I think we will all have to be very brave to do this.

I struggle with it.

But, join me in looking as hard as you can for the new system of love where we are all naked and vulnerable and healed.

 

Linda McMillan is in Burayada, Saudi Arabia where the desert winds are blowing sand and cold.

 

Some Notes of Possible Interest

Isaiah 6:9ff… en the LORD told me to go and speak this message to the people: “You will listen and listen, but never understand. You will look and look, but never see.” The LORD also said, (CEV)

You can think of Isaiah as a starting point for Mark. There are a lot of verses that tie back to Isaiah and the gospel even states this connection right up front in the fist verse, “The beginning of the good news of Jesus Christ, the Son of God as it is written in the prophet Isaiah…”

When there are two passages that bookend important material we call that an inclusio.

Isaiah 35:5… Then the eyes of the blind shall be opened, ,land the ears of the deaf unstopped…

In Hebrew, timaeus means unclean.
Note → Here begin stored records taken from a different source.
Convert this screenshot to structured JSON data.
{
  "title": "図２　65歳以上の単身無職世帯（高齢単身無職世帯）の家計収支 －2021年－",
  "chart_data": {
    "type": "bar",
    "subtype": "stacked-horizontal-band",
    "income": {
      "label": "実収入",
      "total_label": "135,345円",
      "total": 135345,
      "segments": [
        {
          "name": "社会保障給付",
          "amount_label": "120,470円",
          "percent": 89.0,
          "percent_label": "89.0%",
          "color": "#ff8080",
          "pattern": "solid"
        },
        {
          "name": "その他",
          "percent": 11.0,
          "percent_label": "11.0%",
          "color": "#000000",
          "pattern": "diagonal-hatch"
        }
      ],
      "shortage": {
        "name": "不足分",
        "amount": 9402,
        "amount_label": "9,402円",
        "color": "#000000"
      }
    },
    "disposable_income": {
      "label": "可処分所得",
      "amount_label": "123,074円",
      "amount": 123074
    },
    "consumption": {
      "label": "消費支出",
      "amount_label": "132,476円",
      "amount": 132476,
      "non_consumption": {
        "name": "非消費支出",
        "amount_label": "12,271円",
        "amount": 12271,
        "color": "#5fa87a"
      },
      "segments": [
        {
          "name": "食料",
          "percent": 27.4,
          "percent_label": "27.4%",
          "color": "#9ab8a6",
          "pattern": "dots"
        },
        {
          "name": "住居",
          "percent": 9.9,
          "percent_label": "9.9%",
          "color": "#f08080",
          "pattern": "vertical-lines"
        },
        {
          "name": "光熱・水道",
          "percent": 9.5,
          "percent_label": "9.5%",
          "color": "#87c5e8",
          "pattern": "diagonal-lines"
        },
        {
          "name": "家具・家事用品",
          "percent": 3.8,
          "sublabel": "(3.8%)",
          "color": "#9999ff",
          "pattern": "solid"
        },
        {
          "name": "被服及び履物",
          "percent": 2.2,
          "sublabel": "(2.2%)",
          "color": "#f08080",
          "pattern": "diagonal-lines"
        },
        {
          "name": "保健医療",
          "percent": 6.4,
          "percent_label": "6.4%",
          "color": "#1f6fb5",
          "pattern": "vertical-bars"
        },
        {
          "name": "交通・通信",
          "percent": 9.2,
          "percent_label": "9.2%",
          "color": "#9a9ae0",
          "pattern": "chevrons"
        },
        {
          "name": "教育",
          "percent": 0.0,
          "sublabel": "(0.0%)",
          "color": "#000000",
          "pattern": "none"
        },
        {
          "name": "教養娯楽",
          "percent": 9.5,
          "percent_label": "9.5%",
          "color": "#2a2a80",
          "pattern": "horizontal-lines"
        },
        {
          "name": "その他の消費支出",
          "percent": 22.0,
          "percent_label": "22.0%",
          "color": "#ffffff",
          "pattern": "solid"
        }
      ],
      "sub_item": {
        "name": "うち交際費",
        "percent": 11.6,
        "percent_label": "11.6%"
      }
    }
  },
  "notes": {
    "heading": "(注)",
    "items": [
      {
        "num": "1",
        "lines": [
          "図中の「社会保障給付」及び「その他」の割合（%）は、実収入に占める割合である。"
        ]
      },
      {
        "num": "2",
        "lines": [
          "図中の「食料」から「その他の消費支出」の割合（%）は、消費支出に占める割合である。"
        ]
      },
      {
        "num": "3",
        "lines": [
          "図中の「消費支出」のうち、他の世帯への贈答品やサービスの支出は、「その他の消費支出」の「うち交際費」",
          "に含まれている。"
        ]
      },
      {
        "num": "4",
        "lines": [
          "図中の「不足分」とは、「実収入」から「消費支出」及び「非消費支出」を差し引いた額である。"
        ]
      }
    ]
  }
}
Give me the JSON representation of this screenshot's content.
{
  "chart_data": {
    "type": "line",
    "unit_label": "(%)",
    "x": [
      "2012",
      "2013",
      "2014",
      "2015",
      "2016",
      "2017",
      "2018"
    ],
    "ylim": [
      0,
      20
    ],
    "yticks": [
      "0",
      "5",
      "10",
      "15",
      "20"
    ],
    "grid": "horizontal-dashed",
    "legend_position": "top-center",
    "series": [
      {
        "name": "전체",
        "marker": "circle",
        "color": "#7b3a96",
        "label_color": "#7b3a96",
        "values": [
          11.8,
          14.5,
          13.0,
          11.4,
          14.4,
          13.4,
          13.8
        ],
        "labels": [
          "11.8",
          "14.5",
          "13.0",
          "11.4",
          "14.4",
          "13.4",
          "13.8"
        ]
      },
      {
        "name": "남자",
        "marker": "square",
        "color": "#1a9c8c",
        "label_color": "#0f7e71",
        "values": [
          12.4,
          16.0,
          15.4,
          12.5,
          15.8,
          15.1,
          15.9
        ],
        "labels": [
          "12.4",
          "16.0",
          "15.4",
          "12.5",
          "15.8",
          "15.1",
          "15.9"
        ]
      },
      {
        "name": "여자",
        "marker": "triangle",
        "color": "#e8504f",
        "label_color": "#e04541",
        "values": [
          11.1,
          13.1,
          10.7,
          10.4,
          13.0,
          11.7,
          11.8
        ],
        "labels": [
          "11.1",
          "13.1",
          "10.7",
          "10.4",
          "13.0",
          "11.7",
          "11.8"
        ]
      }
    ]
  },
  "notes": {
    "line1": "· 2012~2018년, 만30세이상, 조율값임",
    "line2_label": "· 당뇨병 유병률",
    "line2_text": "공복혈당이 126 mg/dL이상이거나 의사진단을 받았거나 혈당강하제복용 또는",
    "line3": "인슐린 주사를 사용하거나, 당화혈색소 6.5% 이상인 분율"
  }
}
Thus, Bartimaeus was the son of uncleanliness. It is interesting that the son of uncleanliness was the first one to call Jesus the Son of David.

Mark 1:1… The beginning of the good news of Jesus Christ, the Son of God as it is written in the prophet Isaiah…

I have excerpted from a sermon by Suella Gerber. You can read the whole sermon here. I usually think of “My Girardian Phase” as being over but more and more I go back to those things.

I want to be clear that I am not making any statement about the events surrounding the death of Jamal Khashoggi. I have no political interest. My only interest is the stability of the region and the on-going ability of people like me to come here and enjoy the warmth and hospitality of the Arab people who are my colleagues and who have become my friends.

The New York Times recently ran an article about why we are so moved by the death of Jamal Khashoggi but not other tragedies which involve more people. You can read it here.

You can read about the identifiable victim effect and psychic numbing here. Remember we are not psychologists. At least, I am not. Some of you may be, but most of us are not. Still, we can use these terms to help us get a handle on how we handle the day’s news even without full understanding. If you feel like you really need to understand these terms then go see a pro.